Proxy season 2025: Pay pushback, AI oversight and ESG retreat
The 2025 proxy season revealed a decisive shift in shareholder priorities. While the volume and support for environmental and social proposals declined, investors turned their attention to board accountability, pay alignment, and a new frontier: AI governance.
See also: What AI really means for asset management: How firms can prepare
In the US, shareholder proposals dropped by around one-third. Just 13% of environmental proposals and 12% of social proposals gained significant support, falling from previous years as seen in the graph below. The sharp fall was driven by the US Securities and Exchange Commission’s new guidance which was introduced at the beginning of the year, giving companies more leeway to exclude ESG proposals from ballots.
E&S shareholder proposals gaining significant support

Meanwhile, proxy advisors ISS and Glass Lewis scaled back support for ESG resolutions, citing better corporate disclosure and mounting political pressure. Large asset managers including BlackRock and Vanguard also retreated from blanket diversity mandates, while rolling out client-directed voting policies to manage reputational risk in a polarised landscape.
Despite this cooling, several resolutions made waves. First Solar committed to avoiding deep-sea mining following shareholder engagement. Shell faced growing climate scrutiny, with over 20% of shareholders voting against its LNG strategy. And Drax was forced to abandon its AGM after protests over biomass sustainability and environmental justice.
Emerging trends
Among leading UK-listed companies, there has been a clear move towards US style executive remuneration. US CEOs earn substantially more than UK CEOs, where median figures sit at more than $16m, compared to $6.5m this side of the pond. Backed by ISS and Glass Lewis, major UK banks NatWest, Barclays and HSBC increased c-suite pay. However, at Centrica, 40% of investors voted against the CEO’s pay award as energy bill players struggled with record levels of debt, highlighting tensions between executive compensation and workforce fairness.
Artificial intelligence entered the proxy spotlight this year. Investors filed proposals calling for more care over the data used to train AI, disclosures on discrimination from generative AI, and board-level oversight of AI risks.
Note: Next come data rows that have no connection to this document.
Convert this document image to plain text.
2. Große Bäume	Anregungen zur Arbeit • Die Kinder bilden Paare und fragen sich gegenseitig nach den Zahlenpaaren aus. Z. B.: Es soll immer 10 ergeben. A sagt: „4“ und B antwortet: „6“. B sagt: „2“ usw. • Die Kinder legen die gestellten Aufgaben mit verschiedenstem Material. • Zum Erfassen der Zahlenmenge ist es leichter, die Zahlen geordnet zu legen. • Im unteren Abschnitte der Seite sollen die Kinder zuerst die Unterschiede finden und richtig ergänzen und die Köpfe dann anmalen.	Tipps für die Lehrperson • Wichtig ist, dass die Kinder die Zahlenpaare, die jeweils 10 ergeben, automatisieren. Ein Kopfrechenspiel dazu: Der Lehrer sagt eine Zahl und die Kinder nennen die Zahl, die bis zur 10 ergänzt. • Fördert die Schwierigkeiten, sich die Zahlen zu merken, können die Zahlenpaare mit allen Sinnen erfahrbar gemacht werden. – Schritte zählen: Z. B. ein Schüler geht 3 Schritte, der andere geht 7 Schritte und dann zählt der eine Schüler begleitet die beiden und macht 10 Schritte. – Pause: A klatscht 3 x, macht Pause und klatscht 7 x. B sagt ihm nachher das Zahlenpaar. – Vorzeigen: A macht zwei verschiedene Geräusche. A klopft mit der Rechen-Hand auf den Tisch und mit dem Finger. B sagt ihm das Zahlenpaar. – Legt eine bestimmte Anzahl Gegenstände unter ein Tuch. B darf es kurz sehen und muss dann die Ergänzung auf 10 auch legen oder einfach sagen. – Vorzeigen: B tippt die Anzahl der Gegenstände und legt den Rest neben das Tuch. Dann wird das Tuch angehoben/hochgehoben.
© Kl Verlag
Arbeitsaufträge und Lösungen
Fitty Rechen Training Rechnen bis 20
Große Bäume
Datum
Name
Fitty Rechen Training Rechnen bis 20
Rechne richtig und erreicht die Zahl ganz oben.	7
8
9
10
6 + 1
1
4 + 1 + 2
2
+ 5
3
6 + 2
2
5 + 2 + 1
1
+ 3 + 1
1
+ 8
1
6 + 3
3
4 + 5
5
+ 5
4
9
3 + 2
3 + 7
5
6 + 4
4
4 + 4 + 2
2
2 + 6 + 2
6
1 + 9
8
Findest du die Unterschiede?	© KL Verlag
In fact, last year 20% of S&P 500 companies had at least one director with AI expertise. Tech giants Alphabet, Amazon, Apple and Meta all received proposals requesting disclosures on the risks of the improper use of external data in AI development, which received an average support of 11%. This marks the start of what many expect to be a defining governance issue in years to come.
The rise of anti-ESG and anti-DEI proposals also characterised the season, with filings from conservative groups like the National Center for Public Policy Research and the National Legal and Policy Center. These proposals gained little traction, averaging just 1.4% support, but underscored the extent of political pushback in the US.